On the coffee table – ‘The Age of Reagan’

Sean Wilentz’s new book is a good “connect the dots” book. Wilentz breaks no new investigative ground, but does a good job of showing how the “Age of Reagan” carried far beyond the Gipper's end of service. More from my Amazon review:
Actually, this book could be subtitled “The Age of Cheney.”

Whether consciously on his part or not, Wilentz has Cheney “popping up” on a regular basis, usually connected in some way to his defining, formulating and trying to advance his “unitary executive” ideas.
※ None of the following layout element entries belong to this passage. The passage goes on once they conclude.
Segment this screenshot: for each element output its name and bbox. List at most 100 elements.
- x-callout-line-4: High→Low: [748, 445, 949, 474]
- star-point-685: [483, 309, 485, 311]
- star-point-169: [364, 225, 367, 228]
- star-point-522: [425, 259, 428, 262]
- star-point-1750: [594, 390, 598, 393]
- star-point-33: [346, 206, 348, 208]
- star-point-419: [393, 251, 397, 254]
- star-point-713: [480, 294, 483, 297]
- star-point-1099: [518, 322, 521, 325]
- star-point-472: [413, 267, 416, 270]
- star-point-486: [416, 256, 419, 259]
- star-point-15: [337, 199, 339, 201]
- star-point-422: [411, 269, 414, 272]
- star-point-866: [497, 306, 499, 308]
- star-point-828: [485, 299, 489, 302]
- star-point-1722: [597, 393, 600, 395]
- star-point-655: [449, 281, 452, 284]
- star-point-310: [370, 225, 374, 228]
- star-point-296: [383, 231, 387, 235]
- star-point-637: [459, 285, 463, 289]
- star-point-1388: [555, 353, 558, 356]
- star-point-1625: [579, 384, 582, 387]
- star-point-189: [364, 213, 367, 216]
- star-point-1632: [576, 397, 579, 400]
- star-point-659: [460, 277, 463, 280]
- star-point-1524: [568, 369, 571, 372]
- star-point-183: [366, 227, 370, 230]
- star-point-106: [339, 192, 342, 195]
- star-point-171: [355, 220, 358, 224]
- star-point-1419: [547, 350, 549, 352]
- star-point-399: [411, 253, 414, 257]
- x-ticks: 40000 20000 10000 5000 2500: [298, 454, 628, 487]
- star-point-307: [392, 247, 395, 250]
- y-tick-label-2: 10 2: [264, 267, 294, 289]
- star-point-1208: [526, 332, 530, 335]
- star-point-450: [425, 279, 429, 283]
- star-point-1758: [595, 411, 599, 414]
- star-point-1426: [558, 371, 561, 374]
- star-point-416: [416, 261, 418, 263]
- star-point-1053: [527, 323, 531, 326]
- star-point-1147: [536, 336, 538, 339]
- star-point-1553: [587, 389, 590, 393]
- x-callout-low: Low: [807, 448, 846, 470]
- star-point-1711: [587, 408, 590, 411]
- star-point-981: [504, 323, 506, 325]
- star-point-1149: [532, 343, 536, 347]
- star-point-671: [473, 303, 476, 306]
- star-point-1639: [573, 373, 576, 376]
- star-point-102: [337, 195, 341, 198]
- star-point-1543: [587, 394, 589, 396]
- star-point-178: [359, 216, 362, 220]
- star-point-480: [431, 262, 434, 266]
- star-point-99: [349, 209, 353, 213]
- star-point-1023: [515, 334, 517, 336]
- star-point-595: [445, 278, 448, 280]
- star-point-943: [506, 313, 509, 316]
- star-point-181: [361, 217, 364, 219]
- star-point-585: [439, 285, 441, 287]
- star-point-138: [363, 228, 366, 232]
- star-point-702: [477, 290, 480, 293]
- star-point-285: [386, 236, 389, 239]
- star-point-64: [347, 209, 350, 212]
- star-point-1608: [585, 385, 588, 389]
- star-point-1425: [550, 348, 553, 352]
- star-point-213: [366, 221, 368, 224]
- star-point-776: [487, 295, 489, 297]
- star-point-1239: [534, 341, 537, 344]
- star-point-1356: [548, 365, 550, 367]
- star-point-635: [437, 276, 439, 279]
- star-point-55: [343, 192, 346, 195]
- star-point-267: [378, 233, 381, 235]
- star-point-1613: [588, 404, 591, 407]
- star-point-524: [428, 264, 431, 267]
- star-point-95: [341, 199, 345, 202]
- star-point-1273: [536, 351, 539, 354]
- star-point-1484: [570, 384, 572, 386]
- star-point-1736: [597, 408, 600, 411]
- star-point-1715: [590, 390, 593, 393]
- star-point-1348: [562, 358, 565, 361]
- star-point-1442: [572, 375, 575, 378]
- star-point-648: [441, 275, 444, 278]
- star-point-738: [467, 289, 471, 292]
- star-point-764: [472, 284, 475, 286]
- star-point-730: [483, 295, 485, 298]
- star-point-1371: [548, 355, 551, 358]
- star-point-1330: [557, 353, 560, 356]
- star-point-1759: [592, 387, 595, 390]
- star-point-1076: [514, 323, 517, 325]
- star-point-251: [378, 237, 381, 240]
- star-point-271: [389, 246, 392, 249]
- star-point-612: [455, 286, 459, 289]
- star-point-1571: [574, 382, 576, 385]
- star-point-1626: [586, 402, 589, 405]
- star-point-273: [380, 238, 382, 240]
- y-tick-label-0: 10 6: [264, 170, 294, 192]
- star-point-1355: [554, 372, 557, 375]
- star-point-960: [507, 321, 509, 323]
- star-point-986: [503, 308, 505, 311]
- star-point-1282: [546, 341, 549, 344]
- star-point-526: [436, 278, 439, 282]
With his “connect the dots” work, Wilentz stimulates some counterfactual history thoughts:
1. What if Reagan had been less amateurish in his 1968 attempt to wrestle the GOP nomination from Nixon? (My prediction: Even the war-saddled HHH would have beaten him and Reagan would have been on the ash-heap of history.)
2. What if George H.W. and not Rocky had been Nixon’s VP appointment?
3. What if Gorbachev hadn’t, in essence, bailed out Reagan’s second term? Would we even be talking about the “Age of Reagan”?
4. How would the Clinton years have been different if he had tried welfare reform before national healthcare?
5. How would they have been different if Jeff Gerth hadn't been ax-grinding at least, mendacious at worst, about his pre-1992 election “coverage” of Whitewater?
6. Would Gore had been better served with another VP candidate than Lieberman, one who didn't care about Clinton’s Lewinsky issue one way or the other, like a governor?

Go to Amazon for more.

March 14, 2008

Sean Wilentz mildly takes Orlando Patterson to the woodshed

Patterson, who does a better job each time he writes a column of showing his sociology education is about as deep as Rev. Jeremiah Wright’s is on New Testament studies, is like a fish in a barrel that doesn’t yet realize it’s been shot.

Wilentz fires again. Unfortunately, Sean, after pointing out how the Obama campaign has played the race card through various surrogates, is guilty of either excessive politeness or naivete with Patterson:
But it is surprising that a distinguished scholar such as Orlando Patterson should so badly misread what I wrote. In any event, his account completely misrepresents what I have said — and thereby mocks the really important issues.

Surprising, Sean? Didn’t you give consideration to the alternate idea that Patterson dealt h imself an inside straight on race-playing cards?